Part of the deal with finding and keeping a good junk man is to make sure you call them when you have the good stuff, and they’ll be willing to come and pick up the less good stuff. “Good stuff” in this case is items with the highest/easiest to extract valuable metal content. Broken air conditioning exterior units are at the top of that list - copper prices went through the roof a few years back, although there is a huge amount of work involved in removing the aluminum cooling vanes from the copper coils. Copper and brass plumbing scrap - bits of pipe, Ts, elbows, valves - were right up there too. A broken stove doesn’t have anywhere near the same amount of value, although a gas stove will have enough stainless steel to make it worthwhile to get at it.

But ultimately it’s like any other customer service business. Come get this worthless junk so you’ll get the more valuable junk later.

Of late I’ve been a position to acquire some scrap metal - mostly empty cans, but also some leftovers from construction job sites (which I assure everyone were legally obtained from the owner). My most recent receipt from the junkers I could locate had the following prices:

aluminum cans: $0.33/pound
**scrap iron: $100/ton **(which is higher than it was a few months ago when it was $77/ton)
**Junk car (must have title to prove legal ownership): **$130/ton

Sorry I don’t have a figure for scrap aluminum or copper, didn’t have anything like that on that occasion. Scrap aluminum, though, is less than aluminum cans. Copper is worth more than aluminum, but I never get any of that.

So you do the math. How heavy was the stove? Unless it weighs a couple tons it’s not worth “hundreds of dollars”. Now, the guys in question might have bothered to pull of copper from the appliances (copper is worth more money right now) or aluminum if they could identify it. By separating those items they’ll get a better price per unit weight.

We have some guys in my area who drive pickups around picking up junk on trash collection days, or who inquire at work sites.

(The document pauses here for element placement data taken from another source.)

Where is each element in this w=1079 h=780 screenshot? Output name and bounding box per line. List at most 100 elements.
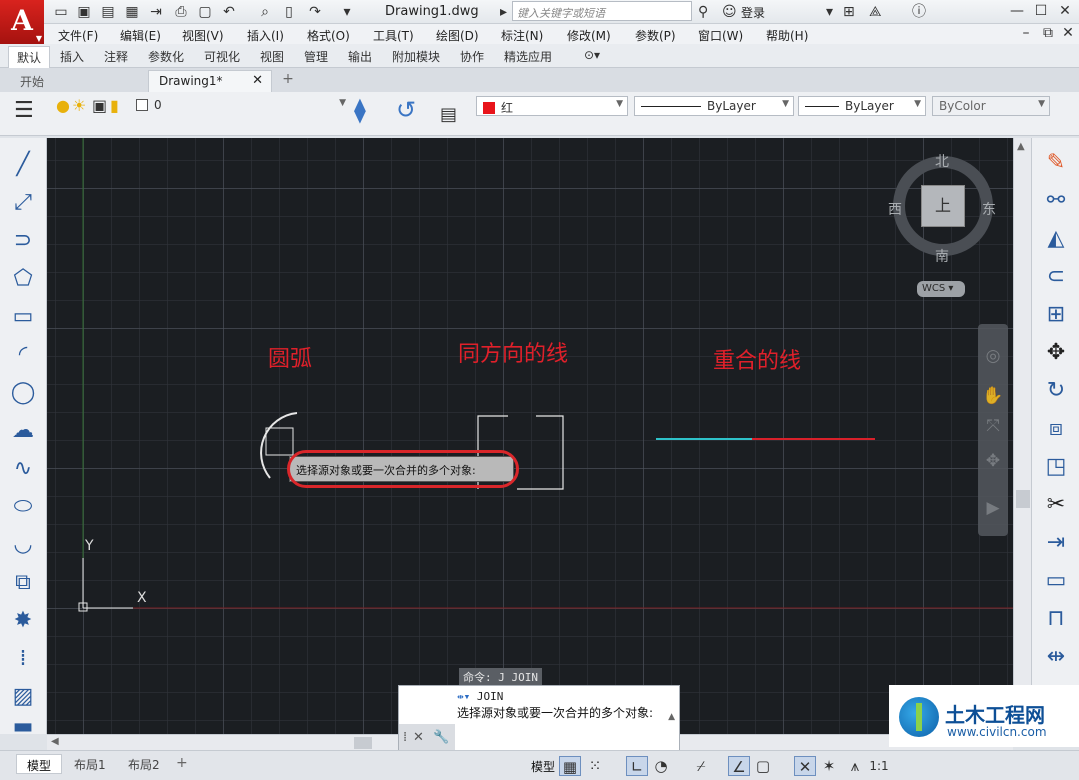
break-at-point-icon[interactable]: ▭: [1038, 564, 1074, 598]
ortho-icon[interactable]: ∟: [626, 756, 648, 776]
minimize-button[interactable]: —: [1006, 2, 1028, 20]
plotstyle-dropdown[interactable]: ByColor ▼: [932, 96, 1050, 116]
tab-default[interactable]: 默认: [8, 46, 51, 68]
snap-icon[interactable]: ⁙: [584, 756, 606, 776]
vertical-scrollbar[interactable]: ▲: [1013, 138, 1031, 734]
tab-drawing1[interactable]: Drawing1* ✕: [148, 70, 272, 92]
scale-icon[interactable]: ⧈: [1038, 412, 1074, 446]
construction-line-icon[interactable]: ⤢: [5, 186, 41, 220]
layer-dropdown[interactable]: 0 ▼: [130, 96, 350, 116]
annotation-scale-icon[interactable]: ⩚: [844, 756, 866, 776]
tab-parametric[interactable]: 参数化: [148, 48, 184, 65]
customize-dropdown-icon[interactable]: ▾: [338, 3, 356, 21]
ribbon-minimize-icon[interactable]: ⊙▾: [584, 48, 600, 62]
tab-layout2[interactable]: 布局2: [118, 754, 170, 774]
tab-collaborate[interactable]: 协作: [460, 48, 484, 65]
tab-start[interactable]: 开始: [10, 70, 140, 92]
rectangle-icon[interactable]: ▭: [5, 300, 41, 334]
stretch-icon[interactable]: ◳: [1038, 450, 1074, 484]
menu-view[interactable]: 视图(V): [182, 27, 224, 44]
redo-icon[interactable]: ↷: [306, 3, 324, 21]
insert-block-icon[interactable]: ⧉: [5, 566, 41, 600]
polyline-icon[interactable]: ⊃: [5, 224, 41, 258]
zoom-extents-icon[interactable]: ⤧: [981, 414, 1005, 438]
print-icon[interactable]: ⎙: [172, 3, 190, 21]
vertical-scroll-thumb[interactable]: [1016, 490, 1030, 508]
add-layout-button[interactable]: +: [176, 755, 188, 771]
annotation-visibility-icon[interactable]: ✕: [794, 756, 816, 776]
doc-close-button[interactable]: ✕: [1057, 24, 1079, 42]
erase-icon[interactable]: ✎: [1038, 146, 1074, 180]
viewcube-east[interactable]: 东: [982, 199, 996, 219]
save-icon[interactable]: ▣: [75, 3, 93, 21]
trim-icon[interactable]: ✂: [1038, 488, 1074, 522]
undo-icon[interactable]: ↶: [220, 3, 238, 21]
menu-dimension[interactable]: 标注(N): [501, 27, 543, 44]
array-icon[interactable]: ⊞: [1038, 298, 1074, 332]
login-dropdown-icon[interactable]: ▾: [826, 3, 833, 21]
menu-modify[interactable]: 修改(M): [567, 27, 611, 44]
tab-addins[interactable]: 附加模块: [392, 48, 440, 65]
login-link[interactable]: 登录: [741, 4, 765, 21]
save-as-icon[interactable]: ▤: [99, 3, 117, 21]
make-current-layer-icon[interactable]: ⧫: [354, 96, 366, 124]
make-block-icon[interactable]: ✸: [5, 604, 41, 638]
close-command-line-icon[interactable]: ✕: [413, 730, 424, 745]
lineweight-dropdown[interactable]: ByLayer ▼: [798, 96, 926, 116]
spline-icon[interactable]: ∿: [5, 452, 41, 486]
object-snap-icon[interactable]: ∠: [728, 756, 750, 776]
tab-layout1[interactable]: 布局1: [64, 754, 116, 774]
binoculars-icon[interactable]: ⚲: [698, 3, 708, 21]
grip-handle-icon[interactable]: ⁞: [403, 730, 407, 745]
scale-readout[interactable]: 1:1: [866, 756, 892, 776]
command-history-arrow-icon[interactable]: ▲: [668, 712, 675, 722]
new-tab-button[interactable]: +: [278, 71, 298, 89]
tab-model[interactable]: 模型: [16, 754, 63, 774]
mirror-icon[interactable]: ◭: [1038, 222, 1074, 256]
command-line-panel[interactable]: ⁞ ✕ 🔧 ⇹▾ JOIN 选择源对象或要一次合并的多个对象: ▲: [398, 685, 680, 752]
maximize-button[interactable]: ☐: [1030, 2, 1052, 20]
tab-view[interactable]: 视图: [260, 48, 284, 65]
user-icon[interactable]: ☺: [722, 3, 737, 21]
polar-icon[interactable]: ◔: [650, 756, 672, 776]
join-icon[interactable]: ⇹: [1038, 640, 1074, 674]
object-snap-tracking-icon[interactable]: ⌿: [690, 756, 712, 776]
menu-file[interactable]: 文件(F): [58, 27, 98, 44]
command-line-prompt[interactable]: 选择源对象或要一次合并的多个对象:: [457, 706, 667, 721]
menu-window[interactable]: 窗口(W): [698, 27, 743, 44]
model-space-label[interactable]: 模型: [531, 758, 555, 775]
color-dropdown[interactable]: 红 ▼: [476, 96, 628, 116]
tab-visualize[interactable]: 可视化: [204, 48, 240, 65]
scroll-left-icon[interactable]: ◀: [51, 736, 59, 747]
previous-layer-icon[interactable]: ↺: [396, 96, 416, 124]
menu-draw[interactable]: 绘图(D): [436, 27, 479, 44]
ellipse-icon[interactable]: ⬭: [5, 490, 41, 524]
menu-parametric[interactable]: 参数(P): [635, 27, 676, 44]
tab-insert[interactable]: 插入: [60, 48, 84, 65]
ellipse-arc-icon[interactable]: ◡: [5, 528, 41, 562]
doc-restore-button[interactable]: ⧉: [1037, 24, 1059, 42]
line-icon[interactable]: ╱: [5, 148, 41, 182]
polygon-icon[interactable]: ⬠: [5, 262, 41, 296]
offset-icon[interactable]: ⊂: [1038, 260, 1074, 294]
search-input[interactable]: 键入关键字或短语: [512, 1, 692, 21]
close-tab-icon[interactable]: ✕: [252, 73, 263, 88]
steering-wheel-icon[interactable]: ◎: [981, 344, 1005, 368]
cloud-icon[interactable]: ▦: [123, 3, 141, 21]
open-folder-icon[interactable]: ▭: [52, 3, 70, 21]
menu-edit[interactable]: 编辑(E): [120, 27, 161, 44]
document-icon[interactable]: ▯: [280, 3, 298, 21]
layer-properties-icon[interactable]: ☰: [14, 98, 34, 123]
break-icon[interactable]: ⊓: [1038, 602, 1074, 636]
tab-manage[interactable]: 管理: [304, 48, 328, 65]
horizontal-scroll-thumb[interactable]: [354, 737, 372, 749]
doc-minimize-button[interactable]: –: [1015, 24, 1037, 42]
close-button[interactable]: ✕: [1054, 2, 1076, 20]
extend-icon[interactable]: ⇥: [1038, 526, 1074, 560]
share-icon[interactable]: ⇥: [147, 3, 165, 21]
menu-help[interactable]: 帮助(H): [766, 27, 808, 44]
tab-output[interactable]: 输出: [348, 48, 372, 65]
menu-format[interactable]: 格式(O): [307, 27, 350, 44]
rotate-icon[interactable]: ↻: [1038, 374, 1074, 408]
help-icon[interactable]: ⓘ: [912, 3, 926, 21]
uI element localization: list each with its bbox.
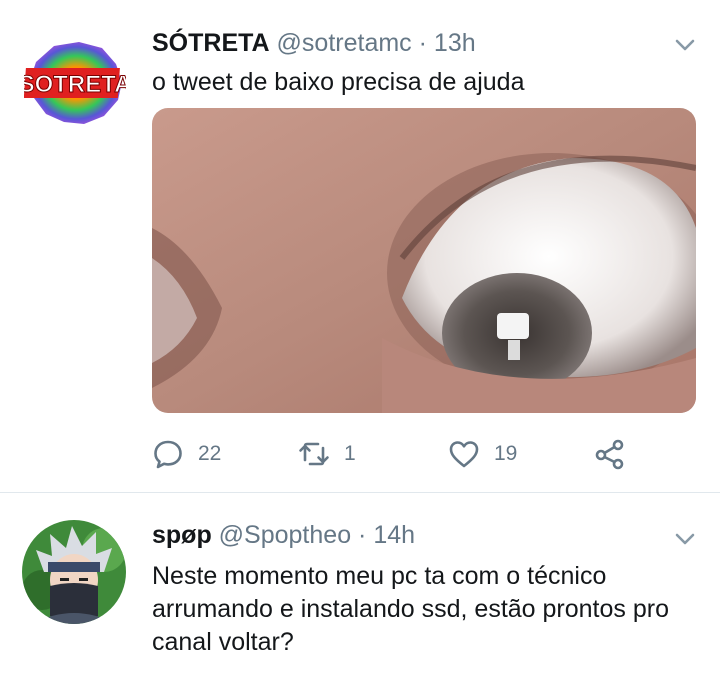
tweet-sotreta[interactable]: SOTRETA SÓTRETA @sotretamc · 13h o tweet…: [0, 0, 720, 493]
reply-button[interactable]: 22: [152, 434, 221, 474]
share-button[interactable]: [594, 434, 626, 474]
separator-dot: ·: [358, 521, 367, 549]
chevron-down-icon[interactable]: [672, 32, 698, 58]
timestamp[interactable]: 13h: [434, 29, 476, 57]
tweet-text: o tweet de baixo precisa de ajuda: [152, 68, 525, 96]
sotreta-logo-text: SOTRETA: [24, 71, 126, 98]
sotreta-logo-icon[interactable]: SOTRETA: [24, 38, 126, 128]
tweet-header: SÓTRETA @sotretamc · 13h: [152, 28, 476, 58]
share-icon: [595, 439, 624, 470]
retweet-icon: [299, 442, 329, 466]
tweet-media-eye-photo[interactable]: [152, 108, 696, 413]
username[interactable]: @sotretamc: [277, 29, 412, 57]
tweet-divider: [0, 492, 720, 493]
tweet-header: spøp @Spoptheo · 14h: [152, 520, 415, 550]
tweet-text: Neste momento meu pc ta com o técnico ar…: [152, 562, 669, 656]
reply-count: 22: [198, 442, 222, 465]
separator-dot: ·: [418, 29, 427, 57]
timestamp[interactable]: 14h: [373, 521, 415, 549]
retweet-count: 1: [344, 442, 356, 465]
tweet-actions: 22 1 19: [152, 434, 672, 474]
chevron-down-icon[interactable]: [672, 526, 698, 552]
like-button[interactable]: 19: [448, 434, 517, 474]
masked-ninja-avatar[interactable]: [22, 520, 126, 624]
reply-icon: [154, 440, 182, 469]
display-name[interactable]: SÓTRETA: [152, 29, 270, 57]
like-count: 19: [494, 442, 518, 465]
display-name[interactable]: spøp: [152, 521, 212, 549]
username[interactable]: @Spoptheo: [219, 521, 351, 549]
retweet-button[interactable]: 1: [298, 434, 356, 474]
heart-icon: [449, 441, 479, 468]
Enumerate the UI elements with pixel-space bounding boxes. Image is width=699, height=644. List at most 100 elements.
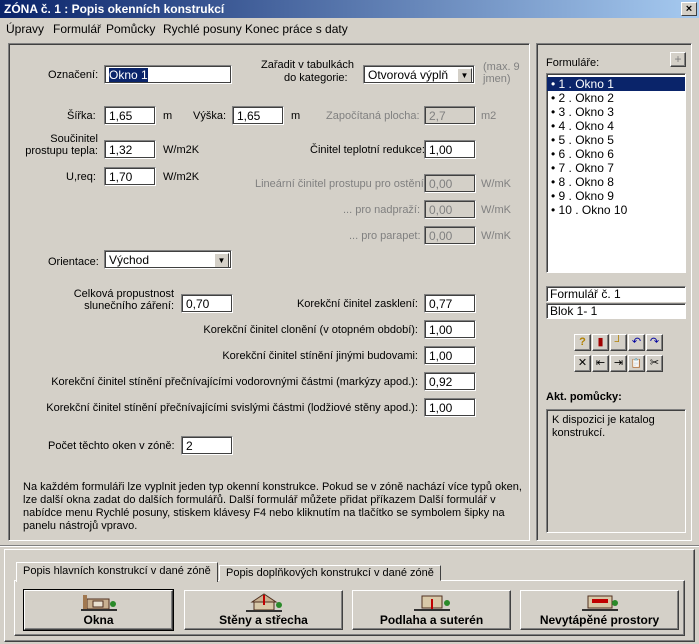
menu-pomucky[interactable]: Pomůcky [106,22,155,36]
vyska-unit: m [291,110,301,122]
steny-label: Stěny a střecha [219,613,308,627]
list-item[interactable]: • 2 . Okno 2 [547,91,685,105]
max-note-1: (max. 9 [483,61,520,73]
linearni-input: 0,00 [424,174,476,193]
max-note-2: jmen) [483,73,511,85]
roof-icon [245,593,282,612]
budovy-label: Korekční činitel stínění jinými budovami… [222,350,418,362]
orientace-label: Orientace: [48,256,99,268]
redukce-label: Činitel teplotní redukce: [310,144,425,156]
vyska-label: Výška: [193,110,227,122]
propustnost-input[interactable]: 0,70 [181,294,233,313]
list-item[interactable]: • 7 . Okno 7 [547,161,685,175]
linearni-unit: W/mK [481,178,511,190]
list-item[interactable]: • 10 . Okno 10 [547,203,685,217]
undo-icon[interactable]: ↶ [628,334,645,351]
list-item[interactable]: • 1 . Okno 1 [547,77,685,91]
help-icon[interactable]: ? [574,334,591,351]
cut-icon[interactable]: ✂ [646,355,663,372]
window-titlebar: ZÓNA č. 1 : Popis okenních konstrukcí [0,0,699,18]
nevytapene-button[interactable]: Nevytápěné prostory [520,590,679,630]
redukce-input[interactable]: 1,00 [424,140,476,159]
tab-hlavni[interactable]: Popis hlavních konstrukcí v dané zóně [16,562,218,582]
akt-title: Akt. pomůcky: [546,391,622,403]
chevron-down-icon[interactable]: ▼ [214,253,229,267]
cloneni-label: Korekční činitel clonění (v otopném obdo… [203,324,418,336]
building-icon [581,595,618,611]
soucinitel-label-2: prostupu tepla: [25,145,98,157]
oznaceni-label: Označení: [48,69,99,81]
vodorovne-label: Korekční činitel stínění přečnívajícími … [51,376,418,388]
divider [0,545,699,547]
kategorie-select[interactable]: Otvorová výplň ▼ [363,65,475,84]
menu-upravy[interactable]: Úpravy [6,22,44,36]
vodorovne-input[interactable]: 0,92 [424,372,476,391]
window-icon [80,595,117,611]
soucinitel-unit: W/m2K [163,144,200,156]
first-icon[interactable]: ⇤ [592,355,609,372]
cloneni-input[interactable]: 1,00 [424,320,476,339]
soucinitel-label-1: Součinitel [50,133,98,145]
orientace-select[interactable]: Východ ▼ [104,250,232,269]
menu-konec[interactable]: Konec práce s daty [245,22,348,36]
propustnost-label-2: slunečního záření: [84,300,174,312]
zaskleni-label: Korekční činitel zasklení: [296,298,418,310]
help-text: Na každém formuláři lze vyplnit jeden ty… [23,481,522,532]
zaradit-label-2: do kategorie: [284,72,348,84]
budovy-input[interactable]: 1,00 [424,346,476,365]
soucinitel-input[interactable]: 1,32 [104,140,156,159]
svisle-label: Korekční činitel stínění přečnívajícími … [46,402,418,414]
list-item[interactable]: • 6 . Okno 6 [547,147,685,161]
window-icon[interactable]: ┘ [610,334,627,351]
floor-icon [413,595,450,611]
menu-formular[interactable]: Formulář [53,22,101,36]
propustnost-label-1: Celková propustnost [73,288,174,300]
parapet-input: 0,00 [424,226,476,245]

With a little hustling you could make some money, but not a hell of a lot.

Of course, there are also criminals who bust into houses to steal the copper plumbing, wiring, or gutters or strip the aluminum siding off a house - that is illegal. If you show up at my local junkers with a house worth of siding or a truck full of water pipes you might have some 'splaining to do! (That’s why I don’t have copper - what I’d have access to is household plumbing parts, and the boss takes those because with a general contractor’s license and materials receipts it makes sense he’d have scrap and he can prove it’s legally obtained. Me… I might have a difficult time explaining where I got 50 pounds of copper of that sort)

I usually wait until I have a load that fills up at least half the bed of my pickup, and then go to the junkers while I have other errands in that area. Usually gets me enough to put gas in the truck and have some leftover for a small lunch. But I ain’t getting rich and if I tried to make a living off it I’d probably starve.